How the Gene Gun Works:  The gene gun is part of a method called the biolistic (also known as bioballistic) method, and under certain conditions, DNA (or RNA) become “sticky,” adhering to biologically inert particles such as metal atoms (usually tungsten or gold). By accelerating this DNA-particle complex in a partial vacuum and placing the target tissue within the acceleration path, DNA is effectively introduced (Gan, 1989).

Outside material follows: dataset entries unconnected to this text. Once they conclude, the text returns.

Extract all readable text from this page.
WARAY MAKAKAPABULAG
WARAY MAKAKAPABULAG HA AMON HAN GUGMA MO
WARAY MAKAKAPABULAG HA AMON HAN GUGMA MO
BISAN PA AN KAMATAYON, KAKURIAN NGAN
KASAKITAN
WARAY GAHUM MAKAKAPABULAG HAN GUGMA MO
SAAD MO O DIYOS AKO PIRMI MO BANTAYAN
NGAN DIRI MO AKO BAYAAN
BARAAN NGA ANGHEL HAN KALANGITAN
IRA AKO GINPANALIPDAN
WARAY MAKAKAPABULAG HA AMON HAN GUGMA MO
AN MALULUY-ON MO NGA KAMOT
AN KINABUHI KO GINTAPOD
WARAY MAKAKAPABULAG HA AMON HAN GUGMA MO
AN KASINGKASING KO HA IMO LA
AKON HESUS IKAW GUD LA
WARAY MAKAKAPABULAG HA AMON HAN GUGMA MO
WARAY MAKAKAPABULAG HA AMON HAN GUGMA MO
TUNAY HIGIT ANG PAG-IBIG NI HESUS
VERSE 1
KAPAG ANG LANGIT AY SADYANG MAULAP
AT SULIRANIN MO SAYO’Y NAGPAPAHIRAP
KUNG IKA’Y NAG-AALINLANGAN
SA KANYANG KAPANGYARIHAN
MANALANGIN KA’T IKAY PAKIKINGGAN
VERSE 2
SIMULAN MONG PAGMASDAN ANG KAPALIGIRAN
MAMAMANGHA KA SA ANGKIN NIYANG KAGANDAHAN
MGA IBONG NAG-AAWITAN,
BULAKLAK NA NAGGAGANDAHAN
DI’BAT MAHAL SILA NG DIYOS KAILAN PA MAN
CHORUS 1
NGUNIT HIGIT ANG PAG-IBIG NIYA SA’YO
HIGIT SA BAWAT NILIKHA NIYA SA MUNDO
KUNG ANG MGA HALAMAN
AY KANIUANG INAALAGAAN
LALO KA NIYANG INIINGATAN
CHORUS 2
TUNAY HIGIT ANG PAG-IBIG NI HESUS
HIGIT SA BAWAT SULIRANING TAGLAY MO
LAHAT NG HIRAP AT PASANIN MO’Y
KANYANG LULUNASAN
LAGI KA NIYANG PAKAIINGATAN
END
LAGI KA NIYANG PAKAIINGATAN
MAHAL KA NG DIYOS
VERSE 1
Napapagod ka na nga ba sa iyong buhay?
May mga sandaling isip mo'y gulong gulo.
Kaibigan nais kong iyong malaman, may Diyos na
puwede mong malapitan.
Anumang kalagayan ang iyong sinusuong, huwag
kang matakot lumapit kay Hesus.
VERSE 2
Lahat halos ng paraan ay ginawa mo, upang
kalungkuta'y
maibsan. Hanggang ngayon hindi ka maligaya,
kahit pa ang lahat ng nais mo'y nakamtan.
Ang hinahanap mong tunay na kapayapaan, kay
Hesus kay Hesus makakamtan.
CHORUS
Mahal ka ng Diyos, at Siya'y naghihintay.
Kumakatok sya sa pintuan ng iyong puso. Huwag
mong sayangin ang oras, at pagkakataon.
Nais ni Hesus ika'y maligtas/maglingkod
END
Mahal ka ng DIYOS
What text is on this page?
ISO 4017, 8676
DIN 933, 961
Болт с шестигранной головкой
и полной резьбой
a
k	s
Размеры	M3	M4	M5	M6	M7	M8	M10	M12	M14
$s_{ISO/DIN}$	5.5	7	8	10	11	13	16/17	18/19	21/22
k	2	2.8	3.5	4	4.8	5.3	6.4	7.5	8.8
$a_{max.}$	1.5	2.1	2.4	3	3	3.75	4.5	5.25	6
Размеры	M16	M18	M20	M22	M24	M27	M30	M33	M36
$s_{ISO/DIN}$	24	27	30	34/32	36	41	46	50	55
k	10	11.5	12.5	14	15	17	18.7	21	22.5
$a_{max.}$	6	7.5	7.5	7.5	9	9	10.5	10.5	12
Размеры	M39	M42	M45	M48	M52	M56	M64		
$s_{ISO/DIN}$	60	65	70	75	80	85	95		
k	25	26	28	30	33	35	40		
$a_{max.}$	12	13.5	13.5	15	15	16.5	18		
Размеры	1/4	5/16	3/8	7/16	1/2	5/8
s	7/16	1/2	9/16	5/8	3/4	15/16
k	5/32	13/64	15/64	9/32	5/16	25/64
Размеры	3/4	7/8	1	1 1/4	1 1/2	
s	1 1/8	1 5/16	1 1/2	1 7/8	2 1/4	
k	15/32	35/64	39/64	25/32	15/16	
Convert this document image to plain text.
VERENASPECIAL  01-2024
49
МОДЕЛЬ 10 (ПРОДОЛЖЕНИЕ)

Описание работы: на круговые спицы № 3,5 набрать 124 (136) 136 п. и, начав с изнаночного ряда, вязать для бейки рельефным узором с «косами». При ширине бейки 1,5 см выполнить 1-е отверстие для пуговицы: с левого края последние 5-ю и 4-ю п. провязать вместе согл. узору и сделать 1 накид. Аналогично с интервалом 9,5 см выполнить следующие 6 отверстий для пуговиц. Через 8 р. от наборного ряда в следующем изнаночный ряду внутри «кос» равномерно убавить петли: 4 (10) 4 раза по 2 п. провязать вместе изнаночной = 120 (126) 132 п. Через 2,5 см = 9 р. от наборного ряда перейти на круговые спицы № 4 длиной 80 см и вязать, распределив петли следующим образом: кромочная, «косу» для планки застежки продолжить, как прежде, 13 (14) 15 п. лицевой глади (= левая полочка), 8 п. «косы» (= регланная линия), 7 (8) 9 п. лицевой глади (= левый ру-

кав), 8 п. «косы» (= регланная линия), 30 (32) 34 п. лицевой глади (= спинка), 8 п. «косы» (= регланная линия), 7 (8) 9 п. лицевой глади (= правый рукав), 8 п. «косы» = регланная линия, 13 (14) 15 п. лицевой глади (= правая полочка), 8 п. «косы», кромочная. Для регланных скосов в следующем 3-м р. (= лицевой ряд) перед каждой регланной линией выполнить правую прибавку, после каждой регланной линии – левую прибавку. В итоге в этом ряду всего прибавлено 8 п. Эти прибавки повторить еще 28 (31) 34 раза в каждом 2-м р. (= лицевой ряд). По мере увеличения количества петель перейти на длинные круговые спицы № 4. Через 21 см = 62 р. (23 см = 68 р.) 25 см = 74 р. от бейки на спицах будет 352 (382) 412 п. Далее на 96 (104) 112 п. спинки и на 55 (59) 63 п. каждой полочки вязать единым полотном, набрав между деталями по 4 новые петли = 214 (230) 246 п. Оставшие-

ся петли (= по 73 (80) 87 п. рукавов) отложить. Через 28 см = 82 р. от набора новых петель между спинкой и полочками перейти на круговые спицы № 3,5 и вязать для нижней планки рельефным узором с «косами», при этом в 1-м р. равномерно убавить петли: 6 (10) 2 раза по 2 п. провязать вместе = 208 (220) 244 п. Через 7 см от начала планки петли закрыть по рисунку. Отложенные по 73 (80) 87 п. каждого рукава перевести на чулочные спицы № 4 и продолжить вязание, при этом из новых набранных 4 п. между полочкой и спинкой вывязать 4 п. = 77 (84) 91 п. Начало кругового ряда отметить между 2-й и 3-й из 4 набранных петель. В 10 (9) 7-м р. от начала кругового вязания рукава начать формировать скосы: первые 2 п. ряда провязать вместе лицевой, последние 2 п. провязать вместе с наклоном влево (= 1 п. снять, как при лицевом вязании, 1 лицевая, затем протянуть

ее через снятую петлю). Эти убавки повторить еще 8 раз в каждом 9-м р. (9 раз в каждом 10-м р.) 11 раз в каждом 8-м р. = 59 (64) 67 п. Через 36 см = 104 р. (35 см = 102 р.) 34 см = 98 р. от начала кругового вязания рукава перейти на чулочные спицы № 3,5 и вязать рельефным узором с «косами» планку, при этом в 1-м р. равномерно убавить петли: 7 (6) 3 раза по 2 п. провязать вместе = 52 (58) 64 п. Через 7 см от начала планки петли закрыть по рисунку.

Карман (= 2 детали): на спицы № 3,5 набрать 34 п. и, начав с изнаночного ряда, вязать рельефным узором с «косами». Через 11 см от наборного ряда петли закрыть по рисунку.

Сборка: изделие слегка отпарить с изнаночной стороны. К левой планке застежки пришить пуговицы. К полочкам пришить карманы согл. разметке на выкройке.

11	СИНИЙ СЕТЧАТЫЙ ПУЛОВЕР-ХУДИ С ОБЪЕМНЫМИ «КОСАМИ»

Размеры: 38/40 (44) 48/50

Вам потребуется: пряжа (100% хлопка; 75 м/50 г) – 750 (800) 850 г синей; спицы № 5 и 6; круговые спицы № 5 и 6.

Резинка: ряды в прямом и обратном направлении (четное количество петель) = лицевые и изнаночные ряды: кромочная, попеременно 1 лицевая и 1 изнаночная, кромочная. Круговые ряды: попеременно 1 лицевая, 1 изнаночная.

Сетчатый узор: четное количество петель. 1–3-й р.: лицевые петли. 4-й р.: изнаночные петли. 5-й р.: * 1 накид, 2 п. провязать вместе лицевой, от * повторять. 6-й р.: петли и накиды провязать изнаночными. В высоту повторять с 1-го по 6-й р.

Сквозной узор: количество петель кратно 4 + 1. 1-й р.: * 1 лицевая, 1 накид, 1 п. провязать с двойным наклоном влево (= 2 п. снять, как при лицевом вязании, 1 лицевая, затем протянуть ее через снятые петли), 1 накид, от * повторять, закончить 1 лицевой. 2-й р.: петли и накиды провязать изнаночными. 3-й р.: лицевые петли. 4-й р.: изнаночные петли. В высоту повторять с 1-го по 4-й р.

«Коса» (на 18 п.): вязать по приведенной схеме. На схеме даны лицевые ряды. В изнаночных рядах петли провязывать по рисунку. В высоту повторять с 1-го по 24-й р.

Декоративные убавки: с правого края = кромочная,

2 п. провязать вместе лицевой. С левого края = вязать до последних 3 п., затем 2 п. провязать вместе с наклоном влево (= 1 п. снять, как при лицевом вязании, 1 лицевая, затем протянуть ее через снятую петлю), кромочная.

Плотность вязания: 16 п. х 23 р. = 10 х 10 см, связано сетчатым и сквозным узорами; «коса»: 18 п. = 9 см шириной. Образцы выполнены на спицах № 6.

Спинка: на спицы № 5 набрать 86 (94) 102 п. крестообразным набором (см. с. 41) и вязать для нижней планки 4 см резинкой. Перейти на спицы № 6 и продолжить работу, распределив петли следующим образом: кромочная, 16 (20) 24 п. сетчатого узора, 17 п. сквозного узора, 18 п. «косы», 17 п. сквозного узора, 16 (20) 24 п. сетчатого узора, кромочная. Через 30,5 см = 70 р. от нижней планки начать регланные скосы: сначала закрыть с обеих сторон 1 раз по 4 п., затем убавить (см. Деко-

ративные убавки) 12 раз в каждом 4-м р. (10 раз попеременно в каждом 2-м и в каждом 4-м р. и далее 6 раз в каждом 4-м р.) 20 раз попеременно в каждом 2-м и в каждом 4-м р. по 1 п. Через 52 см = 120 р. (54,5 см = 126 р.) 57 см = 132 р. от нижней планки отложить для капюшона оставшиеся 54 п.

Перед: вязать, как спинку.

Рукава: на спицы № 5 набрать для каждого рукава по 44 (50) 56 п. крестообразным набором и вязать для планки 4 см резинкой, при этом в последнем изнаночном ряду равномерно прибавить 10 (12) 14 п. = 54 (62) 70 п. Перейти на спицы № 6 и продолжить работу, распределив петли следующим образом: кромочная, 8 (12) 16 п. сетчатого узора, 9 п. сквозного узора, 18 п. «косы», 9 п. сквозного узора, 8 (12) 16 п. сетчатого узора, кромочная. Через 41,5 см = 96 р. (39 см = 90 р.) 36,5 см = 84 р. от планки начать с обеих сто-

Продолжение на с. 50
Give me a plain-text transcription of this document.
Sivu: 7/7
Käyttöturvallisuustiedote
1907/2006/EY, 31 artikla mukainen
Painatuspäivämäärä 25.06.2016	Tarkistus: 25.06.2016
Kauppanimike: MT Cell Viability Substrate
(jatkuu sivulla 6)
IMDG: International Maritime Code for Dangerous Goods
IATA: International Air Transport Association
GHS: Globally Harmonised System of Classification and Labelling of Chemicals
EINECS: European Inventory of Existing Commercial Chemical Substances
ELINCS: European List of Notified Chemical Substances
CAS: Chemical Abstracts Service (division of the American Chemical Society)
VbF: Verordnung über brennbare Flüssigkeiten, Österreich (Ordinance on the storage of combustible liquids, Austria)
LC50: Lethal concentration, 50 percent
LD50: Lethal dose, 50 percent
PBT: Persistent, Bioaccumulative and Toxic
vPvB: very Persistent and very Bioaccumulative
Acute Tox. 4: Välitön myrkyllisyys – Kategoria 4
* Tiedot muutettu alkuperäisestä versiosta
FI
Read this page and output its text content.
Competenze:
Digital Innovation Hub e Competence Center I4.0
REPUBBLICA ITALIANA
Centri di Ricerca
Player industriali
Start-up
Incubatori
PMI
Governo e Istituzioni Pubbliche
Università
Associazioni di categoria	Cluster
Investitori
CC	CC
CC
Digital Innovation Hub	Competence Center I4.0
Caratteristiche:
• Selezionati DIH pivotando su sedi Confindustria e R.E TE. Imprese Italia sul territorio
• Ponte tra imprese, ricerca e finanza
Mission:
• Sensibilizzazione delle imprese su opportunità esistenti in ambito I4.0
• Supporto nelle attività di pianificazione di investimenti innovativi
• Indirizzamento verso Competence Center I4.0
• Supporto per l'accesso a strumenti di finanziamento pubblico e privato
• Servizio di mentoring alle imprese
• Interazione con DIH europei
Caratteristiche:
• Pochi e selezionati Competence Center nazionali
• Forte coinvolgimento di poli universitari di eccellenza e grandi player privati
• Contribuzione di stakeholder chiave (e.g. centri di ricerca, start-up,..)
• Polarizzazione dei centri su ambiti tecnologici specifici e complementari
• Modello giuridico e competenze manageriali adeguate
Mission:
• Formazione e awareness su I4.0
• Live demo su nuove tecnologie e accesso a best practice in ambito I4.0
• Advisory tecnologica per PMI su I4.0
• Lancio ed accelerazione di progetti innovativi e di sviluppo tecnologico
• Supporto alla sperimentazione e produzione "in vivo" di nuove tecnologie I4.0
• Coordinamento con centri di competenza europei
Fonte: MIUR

Uncoated metal particles could also be shot through a solution containing DNA surrounding the cell thus picking up the genetic material and proceeding into the living cell.  A perforated plate stops the shell cartridge but allows the slivers of metal to pass through and into the living cells on the other side. The cells that take up the desired DNA, identified through the use of a marker gene are then cultured to replicate the gene and possibly cloned. The biolistic method is mostly used for inserting genes into plant cells such as pesticide or herbicide resistance. Different methods have been used to accelerate the particles: these include pneumatic devices; instruments utilizing a mechanical impulse or macroprojectile; centripetal, magnetic or electrostatic forces; spray or vaccination guns; and apparatus based on acceleration by shock wave, such as electric discharge (Christou and McCabe, 1992).